To make a smoothie, I use water (about 2 cups) because it is free, some chia seeds, about a tablespoon, that I try to soak in the water for at least five minutes, usually a banana, maybe three leaves of kale or sometimes some spinach which is sweeter. I add about two tablespoons of raw pumpkin seeds and sunflower seeds, sometimes some raw cacao, or avocado if there is some that needs using up, then I add whatever kind of fruit I have. If I have something fresh that is close to going bad, I use that. If not, I use whatever is in my freezer and I try to keep that stocked. We do pick-your-own and freeze (I like a peach/blackberry combo) and I buy frozen fruit at Trader Joe’s. I fill the blender up all the way (leaving about an inch or so of air at the top), blend, add more water if I need to, and pour a quart of the resulting chunky, greenish sludge into a mason jar and drink a glass a day for about three days and then start again. Done.

Basic Training modules

Probably not. It’s possible, but the whole superhero terminology is not working for me so the exercises are likely to pop up somewhere, but not in this format.

What about the novel? And the songs?

I am committed to finishing the novel, and I know that I have more than one inside me. I am torn (pulled, uneasy) about starting another project, one that is not the novel, first.

Toni Morrison wrote Beloved as a single mother, waking up at 4 am, before taking care of kids, before work, to write the words. It is possible to fit a novel around other things, around life. Then again, there are always trade-offs and you have to decide which you are willing to make.

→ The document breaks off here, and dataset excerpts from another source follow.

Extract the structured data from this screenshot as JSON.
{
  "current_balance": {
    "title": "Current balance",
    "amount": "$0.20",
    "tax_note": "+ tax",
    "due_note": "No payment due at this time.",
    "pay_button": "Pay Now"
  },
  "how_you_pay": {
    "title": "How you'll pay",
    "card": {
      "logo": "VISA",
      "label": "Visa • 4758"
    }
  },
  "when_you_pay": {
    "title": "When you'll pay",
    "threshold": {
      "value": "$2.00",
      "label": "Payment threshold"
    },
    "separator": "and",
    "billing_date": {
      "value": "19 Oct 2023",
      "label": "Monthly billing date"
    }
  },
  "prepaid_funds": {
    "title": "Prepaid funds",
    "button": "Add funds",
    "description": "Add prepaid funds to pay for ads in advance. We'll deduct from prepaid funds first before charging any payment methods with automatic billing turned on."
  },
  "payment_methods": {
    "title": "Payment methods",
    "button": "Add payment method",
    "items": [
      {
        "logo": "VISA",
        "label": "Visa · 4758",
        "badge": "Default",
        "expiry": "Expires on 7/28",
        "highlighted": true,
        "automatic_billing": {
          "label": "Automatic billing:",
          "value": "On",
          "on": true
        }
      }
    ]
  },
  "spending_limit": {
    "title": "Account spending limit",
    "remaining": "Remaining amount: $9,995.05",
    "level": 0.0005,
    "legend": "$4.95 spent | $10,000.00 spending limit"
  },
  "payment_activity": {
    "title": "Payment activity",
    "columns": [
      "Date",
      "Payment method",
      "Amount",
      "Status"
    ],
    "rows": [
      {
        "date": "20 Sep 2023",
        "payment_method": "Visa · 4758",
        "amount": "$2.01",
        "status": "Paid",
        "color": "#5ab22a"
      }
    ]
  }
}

If I were still at 80,000 words I would finish the novel now. But I need to do something that gets my work out into the world of other people. I need to have an outlet for sharing something now and I need to have a map for myself to guide what that sharing is organized around. My hope is that I can launch the book, then turn my main focus to the two projects, and develop a rhythm and routine, and maybe some relationships or some kind of reputation, that will help create the conditions to allow concentrated time to move forward with the novel. 

Maybe you can tell that I don’t know what I’m saying exactly. I’m going to finish Stuffed, I’m going to submit my other writings, and I’m going to finish the novel. I’m just not sure about the order. I want to finish the Jenny Goodguts book first, and then I want to be open to life happening.

Someone advised me once that my writing is better than my songs. I don’t know if that is true. Maybe so far. I think they are two ways of doing the same thing and I love them both. I’m not giving up on the music part. I promise myself that.